Interestingly, the rate of decline in overall health of the population is not constant, but instead reaches a critical point. Up to this point the decrease in mean health is linear, but beyond this point the decline is drastic and extinction occurs within a very few generations. This phenomenon is known as a mutational meltdown.
The meltdown can be explained as follows: when the critical point has been reached, the population has enough fixed mutations (as well as segregating mutations) so that barely enough individuals survive to fill the population up to the carrying capacity of the environment. In this generation there will be individuals that would otherwise have died out since they are less fit than the others in their generation. However, due to breeding pressure they are now selected for mating, and they pass their mutations to their children. Since their children are, on average, even less healthy, this new generation may not be large enough to fill the carrying capacity. Now there are even fewer choices for mates, further increasing the odds that individuals with relatively more harmful mutations will breed, and in turn the population becomes even smaller.
A plot that shows the progress of the buildup of mutations and their effect on an example population is shown in Figure 2.

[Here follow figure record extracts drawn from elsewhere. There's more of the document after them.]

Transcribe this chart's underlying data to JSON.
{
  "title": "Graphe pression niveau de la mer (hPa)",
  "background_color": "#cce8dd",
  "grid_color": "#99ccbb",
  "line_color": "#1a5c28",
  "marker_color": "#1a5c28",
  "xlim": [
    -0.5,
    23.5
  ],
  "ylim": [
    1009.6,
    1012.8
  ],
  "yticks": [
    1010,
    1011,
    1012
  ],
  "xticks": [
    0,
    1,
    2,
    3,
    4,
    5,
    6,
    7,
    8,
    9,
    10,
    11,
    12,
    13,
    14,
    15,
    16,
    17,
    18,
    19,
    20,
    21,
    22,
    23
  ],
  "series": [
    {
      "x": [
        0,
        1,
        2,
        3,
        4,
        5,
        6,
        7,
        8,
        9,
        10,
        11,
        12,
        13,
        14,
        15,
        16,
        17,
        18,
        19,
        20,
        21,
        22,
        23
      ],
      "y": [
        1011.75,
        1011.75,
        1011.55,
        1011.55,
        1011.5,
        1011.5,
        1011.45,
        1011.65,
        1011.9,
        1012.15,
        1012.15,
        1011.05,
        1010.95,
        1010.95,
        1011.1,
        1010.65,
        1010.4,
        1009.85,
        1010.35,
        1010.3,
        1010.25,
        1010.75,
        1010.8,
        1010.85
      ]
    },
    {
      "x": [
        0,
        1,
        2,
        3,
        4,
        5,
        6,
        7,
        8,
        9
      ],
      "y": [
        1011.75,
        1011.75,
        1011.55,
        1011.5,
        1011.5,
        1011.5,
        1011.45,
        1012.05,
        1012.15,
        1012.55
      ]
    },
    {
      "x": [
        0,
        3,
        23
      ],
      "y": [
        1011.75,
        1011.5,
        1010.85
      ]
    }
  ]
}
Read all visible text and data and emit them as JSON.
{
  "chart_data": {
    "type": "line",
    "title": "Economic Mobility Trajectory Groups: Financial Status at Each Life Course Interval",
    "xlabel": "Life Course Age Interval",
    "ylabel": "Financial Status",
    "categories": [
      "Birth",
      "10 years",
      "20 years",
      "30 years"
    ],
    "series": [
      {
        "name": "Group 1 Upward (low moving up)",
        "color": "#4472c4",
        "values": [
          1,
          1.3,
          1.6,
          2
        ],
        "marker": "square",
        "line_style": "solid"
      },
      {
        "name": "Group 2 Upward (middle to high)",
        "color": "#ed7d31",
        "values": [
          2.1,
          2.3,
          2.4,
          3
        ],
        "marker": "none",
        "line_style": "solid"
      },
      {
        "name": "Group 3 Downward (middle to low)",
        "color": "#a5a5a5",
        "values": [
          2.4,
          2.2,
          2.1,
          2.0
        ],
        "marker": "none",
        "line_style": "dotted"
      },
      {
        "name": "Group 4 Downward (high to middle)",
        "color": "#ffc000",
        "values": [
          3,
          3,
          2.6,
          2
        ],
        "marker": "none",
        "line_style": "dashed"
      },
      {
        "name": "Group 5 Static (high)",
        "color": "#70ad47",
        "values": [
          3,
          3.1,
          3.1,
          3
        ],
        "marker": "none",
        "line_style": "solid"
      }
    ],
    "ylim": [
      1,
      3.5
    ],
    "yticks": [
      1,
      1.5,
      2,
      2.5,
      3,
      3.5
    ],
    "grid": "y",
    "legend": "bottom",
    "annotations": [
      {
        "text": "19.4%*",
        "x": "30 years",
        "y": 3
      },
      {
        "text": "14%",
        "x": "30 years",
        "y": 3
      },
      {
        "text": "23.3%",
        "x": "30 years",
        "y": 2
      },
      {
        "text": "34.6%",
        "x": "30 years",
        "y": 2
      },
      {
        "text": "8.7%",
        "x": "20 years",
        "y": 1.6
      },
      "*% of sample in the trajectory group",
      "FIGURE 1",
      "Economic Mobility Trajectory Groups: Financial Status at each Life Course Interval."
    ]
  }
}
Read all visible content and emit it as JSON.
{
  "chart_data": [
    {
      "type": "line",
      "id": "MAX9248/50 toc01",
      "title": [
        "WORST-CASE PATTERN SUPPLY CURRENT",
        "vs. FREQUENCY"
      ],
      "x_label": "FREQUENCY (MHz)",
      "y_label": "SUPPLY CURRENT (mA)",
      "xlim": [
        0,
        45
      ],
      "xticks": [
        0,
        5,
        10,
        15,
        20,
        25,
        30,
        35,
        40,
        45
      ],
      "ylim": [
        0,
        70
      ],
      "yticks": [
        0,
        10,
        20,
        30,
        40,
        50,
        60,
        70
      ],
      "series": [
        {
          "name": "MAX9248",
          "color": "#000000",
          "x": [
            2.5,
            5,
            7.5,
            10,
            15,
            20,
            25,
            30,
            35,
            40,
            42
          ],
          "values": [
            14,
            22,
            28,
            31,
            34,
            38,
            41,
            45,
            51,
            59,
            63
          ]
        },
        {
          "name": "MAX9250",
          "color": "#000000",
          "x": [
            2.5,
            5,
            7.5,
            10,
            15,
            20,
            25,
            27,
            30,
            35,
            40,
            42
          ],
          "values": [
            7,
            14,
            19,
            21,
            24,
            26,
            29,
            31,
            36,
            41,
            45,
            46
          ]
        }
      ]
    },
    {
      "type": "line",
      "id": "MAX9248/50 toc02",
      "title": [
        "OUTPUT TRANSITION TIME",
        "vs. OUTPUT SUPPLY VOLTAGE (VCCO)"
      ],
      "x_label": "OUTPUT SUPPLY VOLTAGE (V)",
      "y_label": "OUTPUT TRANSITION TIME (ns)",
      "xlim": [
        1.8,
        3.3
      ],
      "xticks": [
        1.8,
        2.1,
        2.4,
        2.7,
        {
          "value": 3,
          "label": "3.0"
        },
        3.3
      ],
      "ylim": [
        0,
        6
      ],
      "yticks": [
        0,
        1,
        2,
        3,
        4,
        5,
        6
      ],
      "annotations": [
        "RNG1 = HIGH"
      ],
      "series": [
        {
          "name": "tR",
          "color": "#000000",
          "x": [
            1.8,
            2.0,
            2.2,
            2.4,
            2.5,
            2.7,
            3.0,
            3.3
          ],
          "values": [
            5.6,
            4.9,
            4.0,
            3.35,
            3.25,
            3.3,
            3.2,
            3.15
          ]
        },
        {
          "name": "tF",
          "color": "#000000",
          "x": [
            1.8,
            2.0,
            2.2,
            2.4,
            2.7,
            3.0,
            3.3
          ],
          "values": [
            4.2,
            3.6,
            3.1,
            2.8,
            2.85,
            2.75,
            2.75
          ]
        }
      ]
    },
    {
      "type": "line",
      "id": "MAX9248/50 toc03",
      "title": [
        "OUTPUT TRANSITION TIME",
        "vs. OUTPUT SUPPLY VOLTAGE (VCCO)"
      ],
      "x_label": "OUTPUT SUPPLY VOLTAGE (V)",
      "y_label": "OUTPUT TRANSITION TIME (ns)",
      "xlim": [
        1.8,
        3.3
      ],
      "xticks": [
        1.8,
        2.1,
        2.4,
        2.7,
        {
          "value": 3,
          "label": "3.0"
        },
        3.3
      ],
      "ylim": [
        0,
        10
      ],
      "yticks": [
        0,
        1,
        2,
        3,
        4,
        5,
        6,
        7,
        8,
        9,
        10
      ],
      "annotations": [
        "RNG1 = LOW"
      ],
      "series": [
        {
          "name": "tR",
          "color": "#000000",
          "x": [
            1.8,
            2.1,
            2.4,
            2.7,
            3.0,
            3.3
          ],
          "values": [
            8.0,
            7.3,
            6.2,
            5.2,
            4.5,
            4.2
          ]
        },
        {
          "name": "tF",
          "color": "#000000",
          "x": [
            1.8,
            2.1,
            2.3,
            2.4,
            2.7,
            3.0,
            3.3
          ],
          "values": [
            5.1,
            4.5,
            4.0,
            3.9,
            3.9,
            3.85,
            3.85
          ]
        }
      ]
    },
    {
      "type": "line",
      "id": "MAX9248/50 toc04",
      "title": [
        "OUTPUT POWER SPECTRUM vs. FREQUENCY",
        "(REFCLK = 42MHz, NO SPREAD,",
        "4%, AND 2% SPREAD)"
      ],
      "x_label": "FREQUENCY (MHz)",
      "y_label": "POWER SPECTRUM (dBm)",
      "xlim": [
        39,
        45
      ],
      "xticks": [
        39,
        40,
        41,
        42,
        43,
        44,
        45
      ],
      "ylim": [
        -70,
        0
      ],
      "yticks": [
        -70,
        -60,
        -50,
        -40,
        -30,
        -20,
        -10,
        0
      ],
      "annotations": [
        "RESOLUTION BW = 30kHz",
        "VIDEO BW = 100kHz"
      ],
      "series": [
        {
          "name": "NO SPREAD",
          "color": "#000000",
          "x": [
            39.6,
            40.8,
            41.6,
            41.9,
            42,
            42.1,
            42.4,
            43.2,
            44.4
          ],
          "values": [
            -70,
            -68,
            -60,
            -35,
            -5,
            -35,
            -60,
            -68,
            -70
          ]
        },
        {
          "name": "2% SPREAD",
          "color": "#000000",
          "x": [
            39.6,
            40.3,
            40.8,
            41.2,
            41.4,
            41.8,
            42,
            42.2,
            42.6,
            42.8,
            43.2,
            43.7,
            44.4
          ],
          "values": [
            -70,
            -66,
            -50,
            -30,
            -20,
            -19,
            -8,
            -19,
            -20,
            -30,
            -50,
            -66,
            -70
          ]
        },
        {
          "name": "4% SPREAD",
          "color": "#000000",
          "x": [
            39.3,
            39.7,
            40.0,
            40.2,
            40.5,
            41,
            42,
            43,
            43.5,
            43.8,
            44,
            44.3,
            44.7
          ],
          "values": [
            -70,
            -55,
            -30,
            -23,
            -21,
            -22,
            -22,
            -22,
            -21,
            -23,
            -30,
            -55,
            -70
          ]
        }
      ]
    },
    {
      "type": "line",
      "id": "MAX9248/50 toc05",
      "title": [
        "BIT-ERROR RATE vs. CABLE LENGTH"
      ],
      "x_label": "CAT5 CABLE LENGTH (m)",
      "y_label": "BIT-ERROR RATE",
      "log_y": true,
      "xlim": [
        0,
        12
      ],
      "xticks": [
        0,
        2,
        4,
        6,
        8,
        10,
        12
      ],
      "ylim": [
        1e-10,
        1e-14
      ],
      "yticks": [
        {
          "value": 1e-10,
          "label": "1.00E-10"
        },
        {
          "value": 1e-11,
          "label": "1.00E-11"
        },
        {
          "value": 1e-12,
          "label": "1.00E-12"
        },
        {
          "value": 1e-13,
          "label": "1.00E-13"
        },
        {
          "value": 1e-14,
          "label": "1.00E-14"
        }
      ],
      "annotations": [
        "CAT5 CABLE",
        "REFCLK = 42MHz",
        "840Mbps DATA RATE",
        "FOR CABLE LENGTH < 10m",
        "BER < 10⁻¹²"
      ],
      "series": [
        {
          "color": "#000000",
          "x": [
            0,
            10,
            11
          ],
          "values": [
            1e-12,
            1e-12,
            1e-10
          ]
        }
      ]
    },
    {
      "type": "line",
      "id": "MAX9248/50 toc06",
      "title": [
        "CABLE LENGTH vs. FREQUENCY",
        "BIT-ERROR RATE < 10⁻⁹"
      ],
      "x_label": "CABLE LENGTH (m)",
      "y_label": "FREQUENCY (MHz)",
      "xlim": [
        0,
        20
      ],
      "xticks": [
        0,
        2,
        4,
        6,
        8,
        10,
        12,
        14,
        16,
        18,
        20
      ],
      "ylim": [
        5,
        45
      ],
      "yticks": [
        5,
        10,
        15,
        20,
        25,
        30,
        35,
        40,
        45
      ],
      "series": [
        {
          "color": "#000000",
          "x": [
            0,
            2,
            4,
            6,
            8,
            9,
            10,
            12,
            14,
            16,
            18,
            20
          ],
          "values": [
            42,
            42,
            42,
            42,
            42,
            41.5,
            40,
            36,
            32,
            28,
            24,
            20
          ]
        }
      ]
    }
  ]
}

This plot is for a single population that originally started out with 32 individuals. The top curve shows the size of the population; it remains near 32 until the ``meltdown'' point is reached near generation number 160. The bottom curve is the number of fixed mutations. In this case, the first mutation to became fixed occurred at generation 95, and the second at generation 150. The middle curve shows the average health of all individuals in the population. Initially the health declines as a result of segregating mutations, and then levels off until the fixed mutations start to build up. As expected the health steadily declines, but the size of the population stays near the carrying capacity. Once the meltdown begins, however, the population size shrinks rapidly to zero.